Introduction

Author:Kota Kasahara

What is mDCC?

The multi-modal dynamic cross correlation (mDCC) is a method for analyzing trajectories generated by molecular dynamics (MD) simulations. The mDCC was developed by KASAHARA Kota, FUKUDA Ikuo, and NAKAMURA Haruki, at Institute for Protein Reasearch, Osaka University. See the original manuscript for details: A Novel Approach of Dynamic Cross Correlation Analysis on Molecular Dynamics Simulations and Its Application to Ets1 Dimer-DNA Complex. 2014 PLoS ONE 9:e112419 [Kasahara_2014].

[Kasahara_2014]Kasahara, K., Fukuda, I., & Nakamura, H. (2014). A Novel Approach of Dynamic Cross Correlation Analysis on Molecular Dynamics Simulations and Its Application to Ets1 Dimer-DNA Complex. PLoS ONE, 9(11), e112419. http://doi.org/10.1371/journal.pone.0112419

mDCC tools

This tool kit includes ...

  • Programs
    • mdcc_learn
      • Detection of modes of atomic motions
    • mdcc_assign
      • Calculation of probability density functions for each atom at each time step
    • python scripts
  • This document
  • Sample files for the tutorial
    • A trajectory file written in the Gromacs .trr format
    • .bash files to execute analysis programs
    • Configuration files as input of the programs

Installation

The path to the home directory of the mDCC tools should be set as the shell variable ${MDCCTOOLS}. For example,:

export MDCCTOOLS=${HOME}/local/mdcctools

This tool kit includes two C++ programs (mdcc_learn and mdcc_assign) and some python scripts. The C++ programs need to be compiled.

The additional information of installation of dependencies are described in the Appendix.

mdcc_learn

mdcc_learn program performs a pattern recognition on a spatial distribution of atomic coordinates in a trajectory.

The source codes of mdcc_learn are placed in ${MDCCTOOLS}/src/mdcc_learn directory.

mdcc_learn requires LAPACK library. The name of LAPACK library and path to the library file should be specified in the Makefile.

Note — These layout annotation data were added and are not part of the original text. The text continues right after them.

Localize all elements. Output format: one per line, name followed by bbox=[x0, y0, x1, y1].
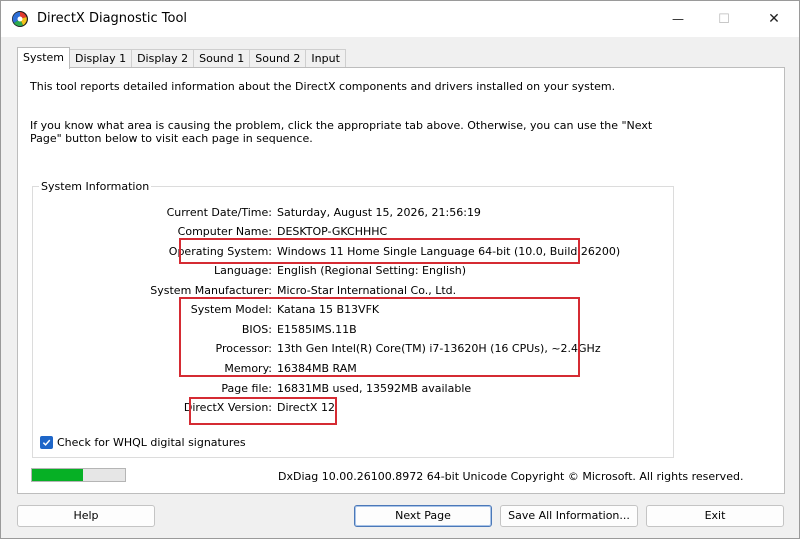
minimize-button[interactable]: — bbox=[655, 1, 701, 37]
system-tab-panel: This tool reports detailed information a… bbox=[17, 67, 785, 494]
maximize-icon: ☐ bbox=[718, 11, 730, 27]
whql-checkbox[interactable] bbox=[40, 436, 53, 449]
tab-strip: System Display 1 Display 2 Sound 1 Sound… bbox=[17, 47, 346, 69]
tab-input[interactable]: Input bbox=[305, 49, 346, 68]
next-page-button[interactable]: Next Page bbox=[354, 505, 492, 527]
tab-sound-2[interactable]: Sound 2 bbox=[249, 49, 307, 68]
minimize-icon: — bbox=[672, 12, 684, 26]
tab-system[interactable]: System bbox=[17, 47, 71, 69]
close-icon: ✕ bbox=[768, 11, 780, 27]
info-row-date-time: Current Date/Time: Saturday, August 15, … bbox=[33, 206, 673, 220]
info-value: DESKTOP-GKCHHHC bbox=[277, 225, 388, 238]
highlight-box-operating-system bbox=[179, 238, 580, 264]
maximize-button[interactable]: ☐ bbox=[701, 1, 747, 37]
info-label: System Manufacturer: bbox=[150, 284, 272, 297]
help-button[interactable]: Help bbox=[17, 505, 155, 527]
group-legend: System Information bbox=[39, 180, 152, 193]
title-bar: DirectX Diagnostic Tool — ☐ ✕ bbox=[1, 1, 799, 37]
info-value: English (Regional Setting: English) bbox=[277, 264, 467, 277]
directx-app-icon bbox=[12, 11, 28, 27]
info-value: 16831MB used, 13592MB available bbox=[277, 382, 472, 395]
info-row-page-file: Page file: 16831MB used, 13592MB availab… bbox=[33, 382, 673, 396]
info-row-language: Language: English (Regional Setting: Eng… bbox=[33, 264, 673, 278]
window-title: DirectX Diagnostic Tool bbox=[37, 11, 188, 26]
tab-display-1[interactable]: Display 1 bbox=[69, 49, 133, 68]
tab-display-2[interactable]: Display 2 bbox=[131, 49, 195, 68]
info-value: Saturday, August 15, 2026, 21:56:19 bbox=[277, 206, 481, 219]
info-value: Micro-Star International Co., Ltd. bbox=[277, 284, 457, 297]
highlight-box-hardware bbox=[179, 297, 580, 377]
checkmark-icon bbox=[42, 439, 51, 446]
progress-bar bbox=[31, 468, 126, 482]
info-label: Current Date/Time: bbox=[166, 206, 272, 219]
tab-sound-1[interactable]: Sound 1 bbox=[193, 49, 251, 68]
info-label: Page file: bbox=[221, 382, 272, 395]
info-label: Computer Name: bbox=[177, 225, 272, 238]
progress-bar-fill bbox=[32, 469, 84, 481]
close-button[interactable]: ✕ bbox=[751, 1, 797, 37]
info-label: Language: bbox=[214, 264, 272, 277]
info-row-directx-version: DirectX Version: DirectX 12 bbox=[33, 401, 673, 415]
whql-checkbox-label: Check for WHQL digital signatures bbox=[57, 436, 246, 449]
whql-checkbox-row[interactable]: Check for WHQL digital signatures bbox=[40, 436, 246, 449]
exit-button[interactable]: Exit bbox=[646, 505, 784, 527]
dxdiag-window: DirectX Diagnostic Tool — ☐ ✕ System Dis… bbox=[0, 0, 800, 539]
info-row-computer-name: Computer Name: DESKTOP-GKCHHHC bbox=[33, 225, 673, 239]
copyright-text: DxDiag 10.00.26100.8972 64-bit Unicode C… bbox=[278, 470, 744, 483]
highlight-box-directx-version bbox=[189, 397, 337, 425]
info-row-system-manufacturer: System Manufacturer: Micro-Star Internat… bbox=[33, 284, 673, 298]
save-all-information-button[interactable]: Save All Information... bbox=[500, 505, 638, 527]
intro-text: This tool reports detailed information a… bbox=[30, 80, 616, 93]
intro-instructions: If you know what area is causing the pro… bbox=[30, 119, 653, 145]
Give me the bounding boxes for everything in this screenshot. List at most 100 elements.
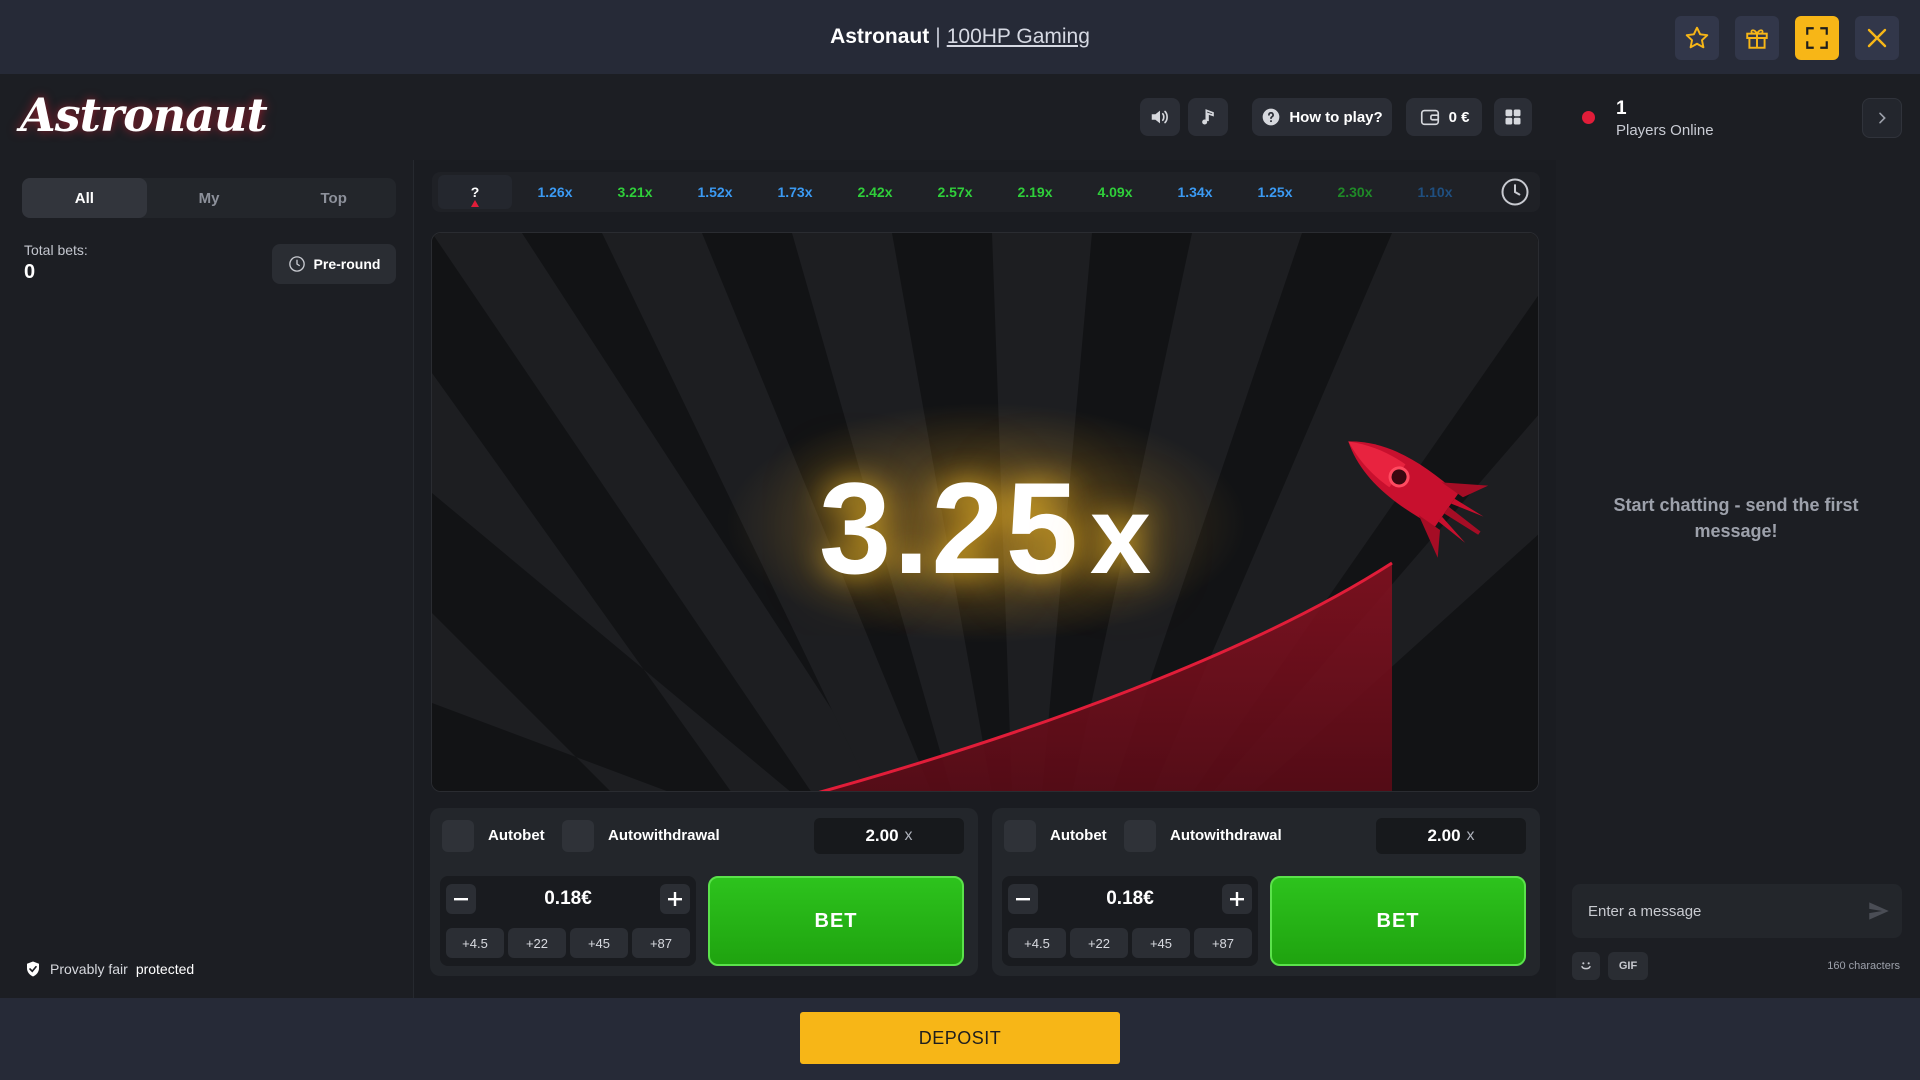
history-item[interactable]: 1.73x: [758, 175, 832, 209]
close-icon: [1867, 28, 1887, 48]
history-current-round[interactable]: ?: [438, 175, 512, 209]
history-value: 2.57x: [937, 184, 973, 200]
history-value: 1.25x: [1257, 184, 1293, 200]
autowithdrawal-multiplier-input[interactable]: 2.00 x: [1376, 818, 1526, 854]
history-value: 1.26x: [537, 184, 573, 200]
decrease-amount-button[interactable]: [1008, 884, 1038, 914]
increase-amount-button[interactable]: [660, 884, 690, 914]
chat-message-input[interactable]: [1572, 884, 1862, 938]
tab-all[interactable]: All: [22, 178, 147, 218]
history-item[interactable]: 2.42x: [838, 175, 912, 209]
quick-amount-button[interactable]: +87: [1194, 928, 1252, 958]
history-item[interactable]: 1.10x: [1398, 175, 1472, 209]
bet-amount-input[interactable]: 0.18€: [480, 884, 656, 914]
history-value: 2.19x: [1017, 184, 1053, 200]
music-button[interactable]: [1188, 98, 1228, 136]
gif-button[interactable]: GIF: [1608, 952, 1648, 980]
char-limit-label: 160 characters: [1827, 960, 1900, 972]
history-item[interactable]: 4.09x: [1078, 175, 1152, 209]
speaker-icon: [1151, 110, 1168, 124]
history-value: 1.73x: [777, 184, 813, 200]
smiley-icon: [1581, 962, 1591, 970]
send-icon[interactable]: [1866, 898, 1892, 924]
history-value: 3.21x: [617, 184, 653, 200]
balance-display[interactable]: 0 €: [1406, 98, 1482, 136]
history-item[interactable]: 1.26x: [518, 175, 592, 209]
quick-amount-button[interactable]: +22: [1070, 928, 1128, 958]
players-online-label: Players Online: [1616, 122, 1714, 139]
quick-amount-button[interactable]: +4.5: [1008, 928, 1066, 958]
chat-panel: Start chatting - send the first message!…: [1556, 160, 1920, 998]
chat-empty-message: Start chatting - send the first message!: [1613, 495, 1859, 541]
players-online-count: 1: [1616, 98, 1627, 119]
history-item[interactable]: 1.34x: [1158, 175, 1232, 209]
balance-value: 0 €: [1448, 108, 1470, 126]
footer-bar: DEPOSIT: [0, 998, 1920, 1080]
wallet-icon: [1420, 109, 1439, 126]
chevron-right-icon: [1879, 112, 1886, 124]
multiplier-history: ? 1.26x 3.21x 1.52x 1.73x 2.42x 2.57x 2.…: [432, 172, 1540, 212]
title-separator: |: [935, 25, 941, 48]
sound-button[interactable]: [1140, 98, 1180, 136]
provably-fair-badge[interactable]: Provably fair protected: [24, 960, 194, 978]
autobet-label: Autobet: [1050, 827, 1107, 844]
provider-link[interactable]: 100HP Gaming: [947, 25, 1090, 49]
menu-grid-button[interactable]: [1494, 98, 1532, 136]
clock-icon: [288, 256, 305, 272]
autobet-label: Autobet: [488, 827, 545, 844]
cashout-suffix: x: [1466, 827, 1475, 844]
bet-amount-input[interactable]: 0.18€: [1042, 884, 1218, 914]
history-item[interactable]: 2.57x: [918, 175, 992, 209]
autowithdrawal-checkbox[interactable]: [1124, 820, 1156, 852]
question-icon: [1262, 108, 1280, 126]
how-to-play-label: How to play?: [1289, 108, 1383, 126]
quick-amount-button[interactable]: +4.5: [446, 928, 504, 958]
frame-bar: Astronaut | 100HP Gaming: [0, 0, 1920, 74]
close-button[interactable]: [1855, 16, 1899, 60]
bets-panel: All My Top Total bets: 0 Pre-round Prova…: [0, 160, 414, 998]
current-round-marker: [471, 200, 479, 207]
bet-panel-2: Autobet Autowithdrawal 2.00 x 0.18€ +4.5 …: [992, 808, 1540, 976]
astronaut-logo: Astronaut: [20, 88, 268, 142]
fullscreen-icon: [1806, 27, 1828, 49]
history-item[interactable]: 1.25x: [1238, 175, 1312, 209]
bet-button[interactable]: BET: [1270, 876, 1526, 966]
autobet-checkbox[interactable]: [1004, 820, 1036, 852]
deposit-button[interactable]: DEPOSIT: [800, 1012, 1120, 1064]
quick-amount-button[interactable]: +45: [570, 928, 628, 958]
how-to-play-button[interactable]: How to play?: [1252, 98, 1392, 136]
tab-top[interactable]: Top: [271, 178, 396, 218]
star-icon: [1685, 26, 1709, 49]
history-item[interactable]: 1.52x: [678, 175, 752, 209]
autowithdrawal-checkbox[interactable]: [562, 820, 594, 852]
chat-toggle-button[interactable]: [1862, 98, 1902, 138]
quick-amount-button[interactable]: +87: [632, 928, 690, 958]
bet-button[interactable]: BET: [708, 876, 964, 966]
frame-title: Astronaut | 100HP Gaming: [0, 0, 1920, 74]
autowithdrawal-multiplier-input[interactable]: 2.00 x: [814, 818, 964, 854]
gift-button[interactable]: [1735, 16, 1779, 60]
decrease-amount-button[interactable]: [446, 884, 476, 914]
history-clock-icon[interactable]: [1500, 177, 1530, 207]
history-value: 1.52x: [697, 184, 733, 200]
minus-icon: [454, 898, 468, 901]
quick-amount-button[interactable]: +22: [508, 928, 566, 958]
tab-my[interactable]: My: [147, 178, 272, 218]
total-bets-label: Total bets:: [24, 242, 88, 258]
increase-amount-button[interactable]: [1222, 884, 1252, 914]
autobet-checkbox[interactable]: [442, 820, 474, 852]
history-item[interactable]: 2.19x: [998, 175, 1072, 209]
favorite-button[interactable]: [1675, 16, 1719, 60]
history-value: 1.10x: [1417, 184, 1453, 200]
fullscreen-button[interactable]: [1795, 16, 1839, 60]
emoji-button[interactable]: [1572, 952, 1600, 980]
autowithdrawal-label: Autowithdrawal: [1170, 827, 1282, 844]
history-item[interactable]: 2.30x: [1318, 175, 1392, 209]
preround-button[interactable]: Pre-round: [272, 244, 396, 284]
history-item[interactable]: 3.21x: [598, 175, 672, 209]
game-title: Astronaut: [830, 25, 930, 48]
autowithdrawal-label: Autowithdrawal: [608, 827, 720, 844]
online-indicator: [1582, 111, 1595, 124]
history-value: 1.34x: [1177, 184, 1213, 200]
quick-amount-button[interactable]: +45: [1132, 928, 1190, 958]
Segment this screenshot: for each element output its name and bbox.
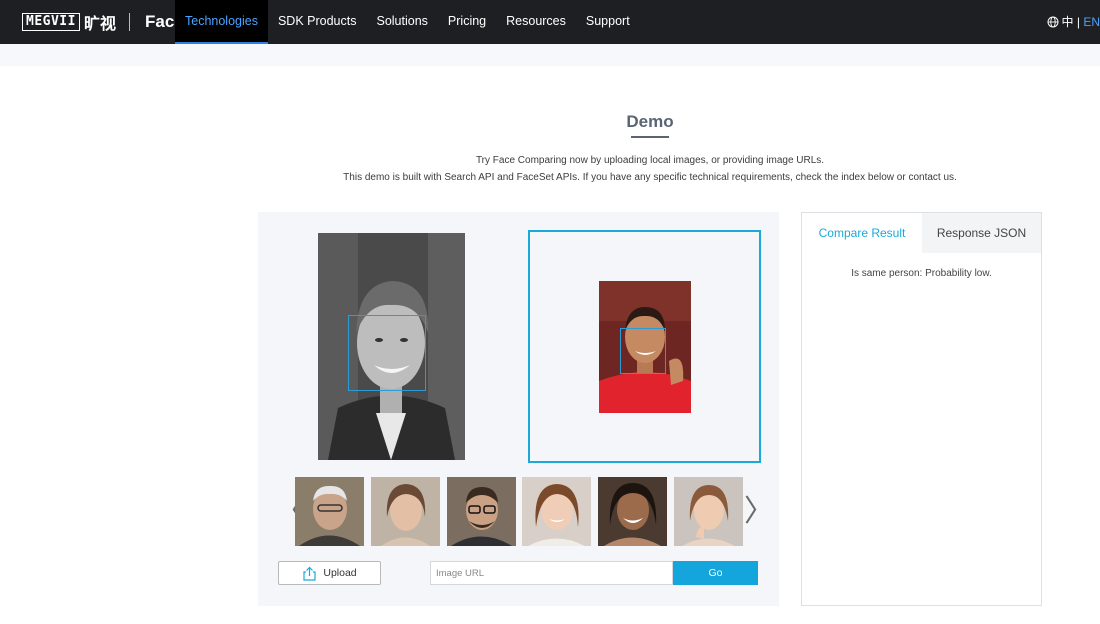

PATH_LAPACKLIB = ${HOME}/lib

LAPACKLIB = -llapack

To build mdcc_learn, execute the make command and move the generated binary to ${MDCCTOOLS}/bin directory:

make
mv mdcc_learn ../../bin

mdcc_assign

mdcc_assign program calculates the probability density for each data point of atomic coordinates in a trajectory on the basis of the results of mdcc_learn program.

This program requires LAPACK and BOOST libraries. The name and path of LAPACK library file and the path of BOOST include files should be specified in the Makefile:

PATH_LAPACKLIB = ${HOME}/lib
LAPACKLIB = -llapack
BOOSTINC = $(HOME)/include

To build mdcc_assign, execute the make command and move the generated binary to ${MDCCTOOLS}/bin directory:

make
mv mdcc_assign ../../bin

Python scripts

Many python scripts are located in ${MDCCTOOLS}/bin directory. They are written for python2.7 and requires the libraries:

  • numpy
  • scipy
  • mdanalysis
  • networkx

They should be installed in paths in ${PYTHONPATH} environment variable.

All these libraries can be obtained by using easy_install command.

Other programs for tutorial

mDCC tools output the results as tab-separated text or binary files. In order to visualize the data, some analyses tools are useful. In the tutorial, SQLite3, R, and Cytoscape are used. However, users can apply any other software, such as gnuplot and graphvis.

For R software, the three libraries are used.

  • reshape
  • ggplot
  • plyr

They can be installed with install.packages() command in the R shell.

License

mDCC_tools is distributed under GPL ver.3 liscense.